As for Whitey fearing La Cosa Nostra, his long, eventually obvious association with the FBI suggests he did not consider his LCN goombahs to be the brightest bulbs. Whitey hung around for seven years after the Globe's Spotlight Team exposed him as a rat for the FBI, so he had concluded that the local franchise of the LCN was either too stupid or too incompetent to kill him.

If they couldn't or wouldn't kill him in Quincy, why would he fear them in Sicily, where the dons have a lot more to worry about than exacting revenge against some low-rent Irish gangster who gave up Larry Baoine's barbooth game in Lowell? The Mafia hasn't been able to kill even a fraction of its own members who have violated the code of omerta, which translates from the Italian to "I ain't doin' time."

Still, if it was Whitey, you've got to appreciate his sense of irony in selecting Taormina as the place for him and Cathy to dress up and play Ozzie and Harriet on vacation.

Taormina was the name of the restaurant in New York's Little Italy where the Teflon Don, John Gotti, used to hang out. The payphone at Taormina had a sign that said "WARNING - THIS PHONE IS BUGGED."

Who needs bugs when you've got rats? Whitey always loved sticking it to the Italians.
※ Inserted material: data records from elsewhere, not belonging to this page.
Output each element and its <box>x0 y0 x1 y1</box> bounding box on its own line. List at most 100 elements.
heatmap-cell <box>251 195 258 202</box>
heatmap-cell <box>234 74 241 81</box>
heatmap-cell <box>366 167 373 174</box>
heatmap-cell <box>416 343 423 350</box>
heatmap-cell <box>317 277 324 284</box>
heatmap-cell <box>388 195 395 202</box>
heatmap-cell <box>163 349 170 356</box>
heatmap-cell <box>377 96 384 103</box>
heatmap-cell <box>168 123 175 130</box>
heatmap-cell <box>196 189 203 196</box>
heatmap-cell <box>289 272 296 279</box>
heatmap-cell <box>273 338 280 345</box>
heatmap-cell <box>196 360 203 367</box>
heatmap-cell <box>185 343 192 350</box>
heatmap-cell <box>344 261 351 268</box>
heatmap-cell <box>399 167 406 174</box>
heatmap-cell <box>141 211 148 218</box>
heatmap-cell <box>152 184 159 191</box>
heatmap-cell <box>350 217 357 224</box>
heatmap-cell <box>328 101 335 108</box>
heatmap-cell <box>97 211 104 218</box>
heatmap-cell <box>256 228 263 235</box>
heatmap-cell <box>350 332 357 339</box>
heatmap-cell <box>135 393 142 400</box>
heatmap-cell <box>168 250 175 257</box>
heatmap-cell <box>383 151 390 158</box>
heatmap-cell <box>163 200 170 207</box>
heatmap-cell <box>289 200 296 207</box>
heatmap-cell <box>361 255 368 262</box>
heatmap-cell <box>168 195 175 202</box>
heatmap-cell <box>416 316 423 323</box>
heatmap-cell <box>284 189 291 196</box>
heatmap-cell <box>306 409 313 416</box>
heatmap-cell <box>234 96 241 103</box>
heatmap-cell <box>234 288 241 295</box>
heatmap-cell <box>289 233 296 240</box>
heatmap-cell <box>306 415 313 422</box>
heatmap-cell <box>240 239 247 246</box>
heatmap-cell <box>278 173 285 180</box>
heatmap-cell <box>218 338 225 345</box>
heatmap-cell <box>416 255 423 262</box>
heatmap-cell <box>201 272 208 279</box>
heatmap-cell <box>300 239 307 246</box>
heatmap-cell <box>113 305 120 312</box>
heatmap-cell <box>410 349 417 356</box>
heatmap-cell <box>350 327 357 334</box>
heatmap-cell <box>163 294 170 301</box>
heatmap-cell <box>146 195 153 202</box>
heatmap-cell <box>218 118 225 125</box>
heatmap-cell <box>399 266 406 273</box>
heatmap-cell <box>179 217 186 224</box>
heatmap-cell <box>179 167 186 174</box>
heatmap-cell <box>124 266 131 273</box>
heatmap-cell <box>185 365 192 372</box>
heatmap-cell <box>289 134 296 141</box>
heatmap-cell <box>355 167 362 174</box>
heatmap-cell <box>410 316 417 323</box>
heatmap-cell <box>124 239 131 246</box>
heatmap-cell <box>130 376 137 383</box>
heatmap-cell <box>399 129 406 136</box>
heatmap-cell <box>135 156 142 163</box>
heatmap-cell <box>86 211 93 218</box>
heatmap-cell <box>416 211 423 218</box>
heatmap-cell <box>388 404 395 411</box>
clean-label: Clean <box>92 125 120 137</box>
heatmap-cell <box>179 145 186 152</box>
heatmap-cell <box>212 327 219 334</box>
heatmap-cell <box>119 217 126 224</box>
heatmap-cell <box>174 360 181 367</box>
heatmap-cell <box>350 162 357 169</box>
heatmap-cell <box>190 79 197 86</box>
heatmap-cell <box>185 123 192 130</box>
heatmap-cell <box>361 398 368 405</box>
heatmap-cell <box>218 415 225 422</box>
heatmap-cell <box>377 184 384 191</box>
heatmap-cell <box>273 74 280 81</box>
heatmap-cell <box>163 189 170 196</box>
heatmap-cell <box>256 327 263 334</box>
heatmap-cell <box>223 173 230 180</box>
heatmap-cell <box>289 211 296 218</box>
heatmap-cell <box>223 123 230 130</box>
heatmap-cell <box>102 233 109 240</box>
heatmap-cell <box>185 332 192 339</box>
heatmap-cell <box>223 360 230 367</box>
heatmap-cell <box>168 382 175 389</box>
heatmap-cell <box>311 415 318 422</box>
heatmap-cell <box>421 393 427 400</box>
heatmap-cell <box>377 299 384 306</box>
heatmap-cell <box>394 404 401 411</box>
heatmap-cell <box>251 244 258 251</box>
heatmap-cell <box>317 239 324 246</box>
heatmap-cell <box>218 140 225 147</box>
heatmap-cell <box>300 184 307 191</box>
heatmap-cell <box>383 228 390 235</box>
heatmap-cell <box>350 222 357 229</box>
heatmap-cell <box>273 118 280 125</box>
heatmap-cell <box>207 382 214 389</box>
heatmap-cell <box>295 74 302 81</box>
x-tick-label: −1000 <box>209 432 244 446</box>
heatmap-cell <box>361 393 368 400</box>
Pat Nee and Howie Winter, who besides being retired gangsters are standup guys, told the Globe's Shelley Murphy they're convinced the fellow in the photos is not Whitey.

Chip Fleming, who used to work intelligence for the Boston police, and who knew Whitey as well as anyone, doesn't think it was, either.

That's good enough for me. But there are state cops and DEA agents, who really want to catch this guy, who think it is.

This whole episode shows just how much of a secular society we have become. It used to be, every few years, some peasant in some Third World hamlet would see an apparition of Jesus or the Virgin Mary. Now we have Whitey sightings every few years. But - did you notice? - none of the Whitey sightings are in places you'd never want to go.

Jimmy, if you're reading this online somewhere, take some friendly advice: Head for Montenegro. The wine is cheap, the beaches are spectacular, you can buy the local cops with a case of beer, and, trust me, no one will come looking for you, because the airport at Podgorica is a dump.